Add a CRelocate instruction to accelerate purecap linkage

jrtc27 commented 2 years ago

Currently position independent objects are quite inefficient to load as, whilst the offsets and lengths for capabilities to non-preemptible symbols are known at link time, the base and address are not, since they will need the base address at which the object is loaded to be added to them at run time, and we have no good way to adjust capabilities like that, you have to start with the authority and re-derive it piece by piece.
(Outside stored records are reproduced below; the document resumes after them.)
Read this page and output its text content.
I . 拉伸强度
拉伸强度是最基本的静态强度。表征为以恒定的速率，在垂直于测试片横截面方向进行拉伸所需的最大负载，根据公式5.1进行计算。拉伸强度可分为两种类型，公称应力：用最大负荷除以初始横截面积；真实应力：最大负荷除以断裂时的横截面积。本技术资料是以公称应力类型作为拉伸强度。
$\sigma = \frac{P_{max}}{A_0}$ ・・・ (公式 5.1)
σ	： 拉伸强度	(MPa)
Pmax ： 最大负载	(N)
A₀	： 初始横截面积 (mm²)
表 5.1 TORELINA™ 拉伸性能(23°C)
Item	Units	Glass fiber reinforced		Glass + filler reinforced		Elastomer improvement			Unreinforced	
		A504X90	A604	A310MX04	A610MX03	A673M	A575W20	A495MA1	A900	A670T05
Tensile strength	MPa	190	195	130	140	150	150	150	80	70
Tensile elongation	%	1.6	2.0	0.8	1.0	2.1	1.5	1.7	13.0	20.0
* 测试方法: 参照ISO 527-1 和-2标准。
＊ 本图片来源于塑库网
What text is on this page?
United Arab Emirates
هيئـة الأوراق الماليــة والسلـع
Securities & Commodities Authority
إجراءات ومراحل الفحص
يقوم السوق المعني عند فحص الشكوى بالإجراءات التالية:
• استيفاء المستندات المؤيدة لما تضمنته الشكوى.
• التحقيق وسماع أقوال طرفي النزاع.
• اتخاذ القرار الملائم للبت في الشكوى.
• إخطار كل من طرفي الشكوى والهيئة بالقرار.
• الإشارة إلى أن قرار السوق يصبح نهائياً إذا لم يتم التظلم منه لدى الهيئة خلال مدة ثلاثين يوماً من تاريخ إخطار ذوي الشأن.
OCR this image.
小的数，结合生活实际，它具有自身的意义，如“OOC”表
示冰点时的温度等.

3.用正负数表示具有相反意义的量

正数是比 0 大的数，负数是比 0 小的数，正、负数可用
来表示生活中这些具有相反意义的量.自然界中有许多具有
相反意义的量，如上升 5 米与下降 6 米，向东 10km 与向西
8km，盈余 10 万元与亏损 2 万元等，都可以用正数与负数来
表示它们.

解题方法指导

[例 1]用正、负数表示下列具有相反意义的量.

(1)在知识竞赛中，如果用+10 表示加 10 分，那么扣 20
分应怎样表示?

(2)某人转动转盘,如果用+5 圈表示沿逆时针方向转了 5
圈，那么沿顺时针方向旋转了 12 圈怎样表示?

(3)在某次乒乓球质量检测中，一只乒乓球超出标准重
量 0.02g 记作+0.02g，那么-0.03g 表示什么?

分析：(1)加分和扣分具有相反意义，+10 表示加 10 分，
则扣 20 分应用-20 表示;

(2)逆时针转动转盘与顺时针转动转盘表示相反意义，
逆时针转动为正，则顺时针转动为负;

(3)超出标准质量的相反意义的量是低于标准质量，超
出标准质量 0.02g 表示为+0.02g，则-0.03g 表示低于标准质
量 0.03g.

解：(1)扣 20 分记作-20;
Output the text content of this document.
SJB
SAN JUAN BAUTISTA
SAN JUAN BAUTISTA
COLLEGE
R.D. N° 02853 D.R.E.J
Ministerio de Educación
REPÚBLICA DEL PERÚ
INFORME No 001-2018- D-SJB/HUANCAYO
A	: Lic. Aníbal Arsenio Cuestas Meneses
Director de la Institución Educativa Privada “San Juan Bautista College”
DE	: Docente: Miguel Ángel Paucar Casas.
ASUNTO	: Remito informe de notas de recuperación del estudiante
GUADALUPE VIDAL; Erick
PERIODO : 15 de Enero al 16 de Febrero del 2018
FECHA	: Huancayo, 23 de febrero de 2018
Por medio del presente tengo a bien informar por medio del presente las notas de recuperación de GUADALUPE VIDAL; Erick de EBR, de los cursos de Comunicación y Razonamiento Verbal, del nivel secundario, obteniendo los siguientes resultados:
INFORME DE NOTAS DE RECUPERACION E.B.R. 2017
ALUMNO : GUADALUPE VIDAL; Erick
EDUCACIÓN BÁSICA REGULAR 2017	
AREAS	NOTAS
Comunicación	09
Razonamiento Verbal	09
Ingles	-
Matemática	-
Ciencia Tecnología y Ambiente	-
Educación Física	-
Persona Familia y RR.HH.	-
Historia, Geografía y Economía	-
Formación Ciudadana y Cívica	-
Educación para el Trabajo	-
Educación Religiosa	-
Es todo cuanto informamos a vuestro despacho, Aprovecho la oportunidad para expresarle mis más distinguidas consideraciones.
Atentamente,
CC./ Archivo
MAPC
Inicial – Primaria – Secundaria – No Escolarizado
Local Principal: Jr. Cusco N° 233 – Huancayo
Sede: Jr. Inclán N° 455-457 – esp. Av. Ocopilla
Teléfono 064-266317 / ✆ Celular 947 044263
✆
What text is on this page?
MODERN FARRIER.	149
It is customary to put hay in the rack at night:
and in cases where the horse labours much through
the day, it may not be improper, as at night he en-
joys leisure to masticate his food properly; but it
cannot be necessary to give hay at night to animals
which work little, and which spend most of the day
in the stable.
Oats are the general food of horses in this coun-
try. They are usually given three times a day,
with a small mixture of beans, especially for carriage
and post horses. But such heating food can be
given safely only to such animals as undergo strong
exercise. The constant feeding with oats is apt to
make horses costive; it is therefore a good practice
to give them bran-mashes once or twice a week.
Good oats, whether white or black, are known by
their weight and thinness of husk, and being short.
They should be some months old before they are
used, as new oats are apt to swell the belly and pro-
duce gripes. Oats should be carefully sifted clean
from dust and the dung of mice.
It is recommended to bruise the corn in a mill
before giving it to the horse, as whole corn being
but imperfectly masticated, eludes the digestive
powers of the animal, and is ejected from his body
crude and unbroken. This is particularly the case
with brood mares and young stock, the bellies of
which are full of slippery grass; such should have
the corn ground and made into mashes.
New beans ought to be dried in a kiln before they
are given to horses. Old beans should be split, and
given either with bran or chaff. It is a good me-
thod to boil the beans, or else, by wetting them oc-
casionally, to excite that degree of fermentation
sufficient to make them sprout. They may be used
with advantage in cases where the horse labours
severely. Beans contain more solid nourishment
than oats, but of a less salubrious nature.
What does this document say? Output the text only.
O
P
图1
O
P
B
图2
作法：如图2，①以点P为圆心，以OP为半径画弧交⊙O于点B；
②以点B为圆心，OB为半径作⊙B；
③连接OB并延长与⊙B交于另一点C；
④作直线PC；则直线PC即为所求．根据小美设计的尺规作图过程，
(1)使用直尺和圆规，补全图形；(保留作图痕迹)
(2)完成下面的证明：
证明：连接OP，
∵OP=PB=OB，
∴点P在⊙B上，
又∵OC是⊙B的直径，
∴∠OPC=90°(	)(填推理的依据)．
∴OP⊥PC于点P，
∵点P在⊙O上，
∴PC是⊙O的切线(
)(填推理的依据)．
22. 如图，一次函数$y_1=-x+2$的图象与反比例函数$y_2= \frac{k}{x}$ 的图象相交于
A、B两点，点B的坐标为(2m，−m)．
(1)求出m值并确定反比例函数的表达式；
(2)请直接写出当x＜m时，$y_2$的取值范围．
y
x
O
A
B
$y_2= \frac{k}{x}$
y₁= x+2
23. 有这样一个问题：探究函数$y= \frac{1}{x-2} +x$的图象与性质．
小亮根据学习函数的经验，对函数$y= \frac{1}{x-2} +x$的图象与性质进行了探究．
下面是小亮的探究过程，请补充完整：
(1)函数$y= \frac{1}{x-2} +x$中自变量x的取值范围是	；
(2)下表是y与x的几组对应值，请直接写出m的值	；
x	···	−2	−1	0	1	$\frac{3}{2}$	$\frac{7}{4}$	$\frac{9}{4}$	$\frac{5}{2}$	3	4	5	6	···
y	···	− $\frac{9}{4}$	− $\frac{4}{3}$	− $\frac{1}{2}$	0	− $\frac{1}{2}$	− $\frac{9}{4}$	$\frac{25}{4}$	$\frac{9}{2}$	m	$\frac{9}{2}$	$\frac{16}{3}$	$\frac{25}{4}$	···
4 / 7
CRelocate would take a capability-shaped bag of bits and add an integer to the base, address and top, leaving its permissions, length, offset etc all the same, just sliding it up. Sail for CHERI-RISC-V would be something like:

function clause execute (CRelocate(cd, cs1, rs2)) = {
  let cs1_val = C(cs1);
  let rs2_val = X(rs2);
  let newBase = getCapBaseBits(cs1_val) + rs2_val;
  let newTop = getCapTopBits(cs1_val) + EXTZ(rs2_val);
  let newAddr = cs1_val.address + rs2_val;
  if cs1_val.tag then {
    handle_cheri_reg_exception(CapEx_TagViolation, cs1);
    RETIRE_FAIL
  } else {
    let (exact, newCapBounds) = setCapBounds(cs1_val, newBase, newTop);
    let (exactWithAddr, newCap) = setCapAddr(newCapBounds, newAddr);
    if not (exact) then {
      handle_cheri_reg_exception(CapEx_InexactBounds, cs1);
      RETIRE_FAIL
    } else {
      assert(exactWithAddr, "Offset should always be representble within relocated bounds?");
      C(cd) = newCap;
      RETIRE_SUCCESS
    }
  }
}

It is unclear however what the semantics should be in a tag-clearing world, since the input and output already have their tag clear. Allowing CRelocate of a valid capability would be fine to tag clear on, but the case where the requested bounds are not representable is the awkward one, as there is no good signalling mechanism beyond doing something with the bounds to make them representable.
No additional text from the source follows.